There is so much evil in this world. The loggers want to kill us to steal our trees and make money. We are not violent to them, but they are heavily armed. They threaten us. They kill us. They killed our friends, our fellow Guardians Cantidi, Assis and Afonso. And now they’ve killed Lobo.
But his death will not be in vain. It makes us sad and angry, but it gives us strength. One more warrior has been planted in the soil. It will give us the strength to keep fighting to protect our forest for our families, and for the survival of our uncontacted Awá relatives. We will never give up.
We cannot give up because we have a great battle ahead. The government has declared itself our enemy. President Bolsonaro said he will not protect indigenous lands. He and others want to open our land to agribusiness. We will never accept that!
We want the government to fulfil its duty to help us defend our forest from illegal invaders and destruction. We want proper security for our land and our lives.
We want the government to investigate Lobo’s murder, and the attack on him and our fellow Guardian Tainaky. We want the killers and the logging mafias behind bars.

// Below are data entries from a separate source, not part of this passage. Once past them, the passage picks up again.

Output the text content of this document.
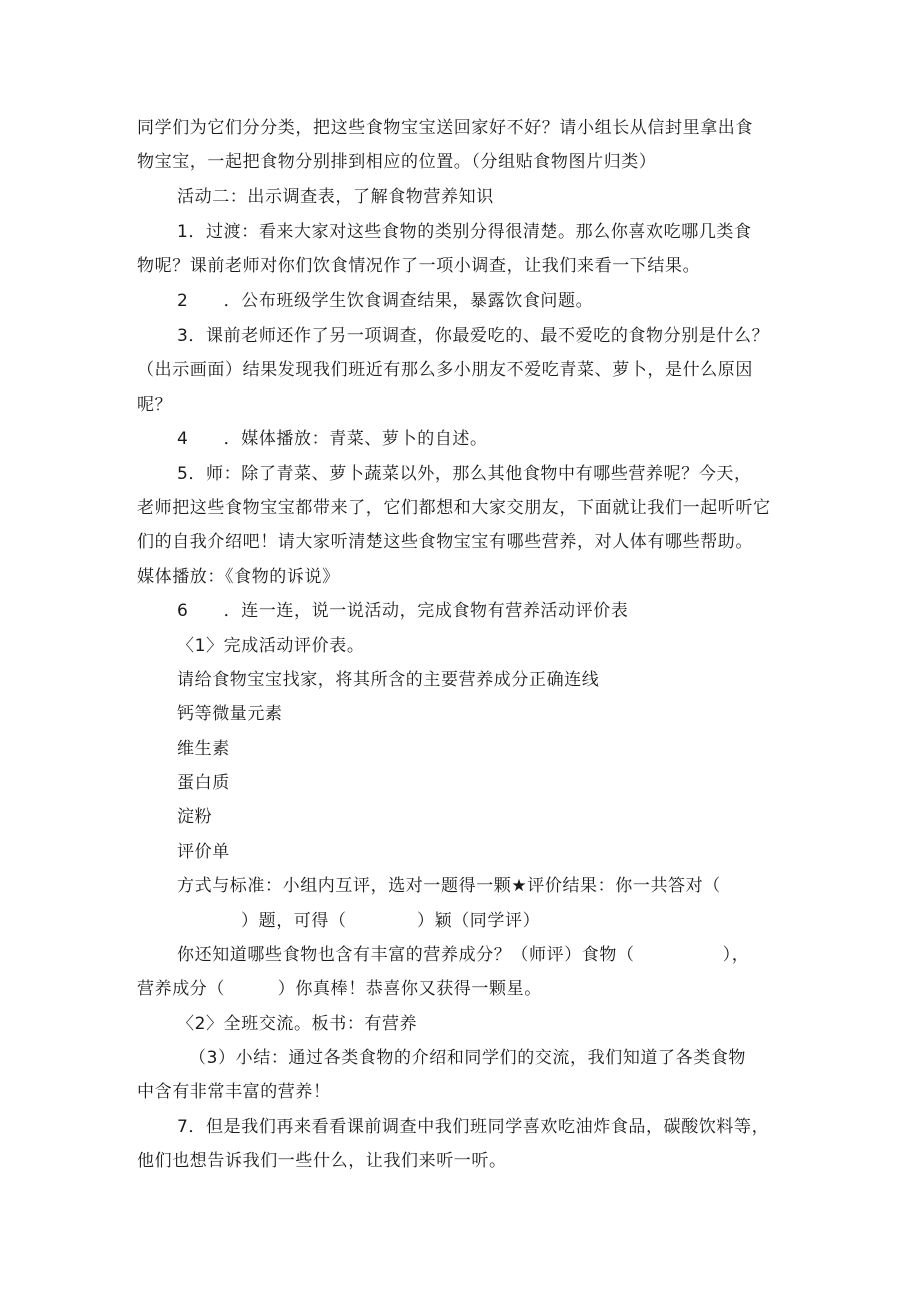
同学们为它们分分类，把这些食物宝宝送回家好不好？请小组长从信封里拿出食
物宝宝，一起把食物分别排到相应的位置。（分组贴食物图片归类）
活动二：出示调查表，了解食物营养知识
1．过渡：看来大家对这些食物的类别分得很清楚。那么你喜欢吃哪几类食
物呢？课前老师对你们饮食情况作了一项小调查，让我们来看一下结果。
2　　．公布班级学生饮食调查结果，暴露饮食问题。
3．课前老师还作了另一项调查，你最爱吃的、最不爱吃的食物分别是什么？
（出示画面）结果发现我们班近有那么多小朋友不爱吃青菜、萝卜，是什么原因
呢？
4　　．媒体播放：青菜、萝卜的自述。
5．师：除了青菜、萝卜蔬菜以外，那么其他食物中有哪些营养呢？今天，
老师把这些食物宝宝都带来了，它们都想和大家交朋友，下面就让我们一起听听它
们的自我介绍吧！请大家听清楚这些食物宝宝有哪些营养，对人体有哪些帮助。
媒体播放：《食物的诉说》
6　　．连一连，说一说活动，完成食物有营养活动评价表
〈1〉完成活动评价表。
请给食物宝宝找家，将其所含的主要营养成分正确连线
钙等微量元素
维生素
蛋白质
淀粉
评价单
方式与标准：小组内互评，选对一题得一颗★评价结果：你一共答对（
）题，可得（　　　　）颖（同学评）
你还知道哪些食物也含有丰富的营养成分？（师评）食物（　　　　　），
营养成分（　　　）你真棒！恭喜你又获得一颗星。
〈2〉全班交流。板书：有营养
（3）小结：通过各类食物的介绍和同学们的交流，我们知道了各类食物
中含有非常丰富的营养！
7．但是我们再来看看课前调查中我们班同学喜欢吃油炸食品，碳酸饮料等，
他们也想告诉我们一些什么，让我们来听一听。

We’ve been denouncing the threats and crimes against us for a long time. Lobo and all of us Guardians had often warned the authorities that we could be attacked and killed at any time. Nothing was done. And Lobo was murdered.
Where is justice? We demand justice!
We will continue our struggle to rid our land of loggers. We know it’s working. We’re managing to greatly reduce the destruction.
The protection of our land and its biodiversity has always been our struggle and always will be. It does not depend on politics or money. It is simply a matter of life and death for us, our relatives and future generations.
While we are alive, we will fight for Lobo. We will fight to the last drop of our blood. And we will win. The health of the planet depends on this struggle.
We ask everyone to support our work to defend the lungs of the planet and to defend life. For Lobo, and for everyone, let’s fight to the end.